Question

How do I find the angle between the line and its reflection in a plane?

Answer 1

Hint: This question requires knowledge of planes topic in mathematics. We need to find the angle between the line and its reflection in a plane which can be done by first defining the incident angle or input angle and then defining the reflected angle or output angle. Then we calculate this for the given line and add both the incident and reflected angles to get the angle between the line and its reflection in a plane.

Complete step-by-step answer:
We are required to find the angle between the line and its reflection in a plane. For this, we first define what incident and reflected angles are. Let us assume a plane defined by the edges A and B which lies perpendicular to the sheet inwards. Let us also consider a plane perpendicular to this plane as shown in the figure.

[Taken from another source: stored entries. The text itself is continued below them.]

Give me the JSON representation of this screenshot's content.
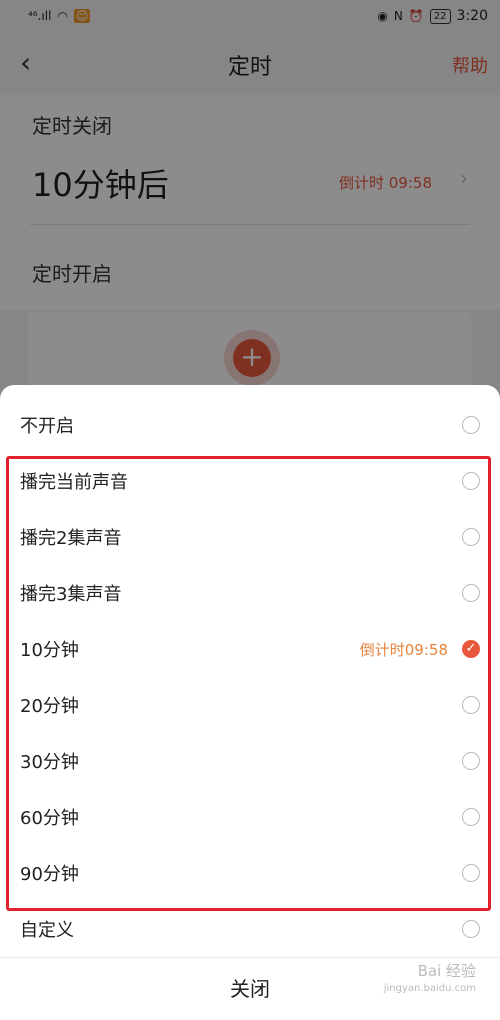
{
  "status_bar": {
    "signal_text": "⁴⁶.ıll",
    "time": "3:20",
    "battery": "22"
  },
  "nav": {
    "title": "定时",
    "help": "帮助"
  },
  "timer_off": {
    "section_title": "定时关闭",
    "value": "10分钟后",
    "countdown": "倒计时 09:58"
  },
  "timer_on": {
    "section_title": "定时开启"
  },
  "sheet": {
    "options": [
      {
        "label": "不开启",
        "right": ""
      },
      {
        "label": "播完当前声音",
        "right": ""
      },
      {
        "label": "播完2集声音",
        "right": ""
      },
      {
        "label": "播完3集声音",
        "right": ""
      },
      {
        "label": "10分钟",
        "right": "倒计时09:58"
      },
      {
        "label": "20分钟",
        "right": ""
      },
      {
        "label": "30分钟",
        "right": ""
      },
      {
        "label": "60分钟",
        "right": ""
      },
      {
        "label": "90分钟",
        "right": ""
      },
      {
        "label": "自定义",
        "right": ""
      }
    ],
    "selected_index": 4,
    "close_label": "关闭"
  },
  "watermark": {
    "line1": "Bai 经验",
    "line2": "jingyan.baidu.com"
  },
  "colors": {
    "accent": "#e8583c",
    "countdown_orange": "#e8823c",
    "highlight_red": "#e0202a"
  }
}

Now we show an incident line which is incident towards the intersection line of the two planes. We mention line since the intersection of two planes produces a line. Now if we measure the angle between the incident line and the perpendicular plane, we get an angle called as the incident angle or input angle. This angle defines the inclination of the incident wave towards the perpendicular plane. This is indicated by the symbol i.
If this line is now reflected through the perpendicular plane, we get another line on the right side of the perpendicular plane as shown. This line is the reflected or outgoing line. Now if we measure the angle between the reflected line and the perpendicular plane, we get an angle called as the reflected angle or output angle. This angle defines the inclination of the reflected wave towards the perpendicular plane. This is indicated by the symbol r.
We need to note that the incident angle i is usually equal to the reflected angle r since this follows the laws of reflection from physics. Therefore,
$\Rightarrow i=r$
Therefore, the angle between the line and its reflection in a plane is the sum of both the incident and reflected angles between the two lines.
$\Rightarrow i+r$
But we know that $i=r.$ Therefore,
$\begin{align}
  & \Rightarrow i+i \\
 & \Rightarrow 2i \\
\end{align}$
Hence, the angle between the line and its reflection in a plane is $2i,$ which is same as $2r.$

Note: To answer this question, students are required to go through the laws of reflection thoroughly. Another method to solve this question is to take the angle between the incident line and the AB plane and subtract this value from 90 degrees to find the angle between the incident line and the perpendicular plane. This is same as the incident angle and the remaining steps are same as in the solution.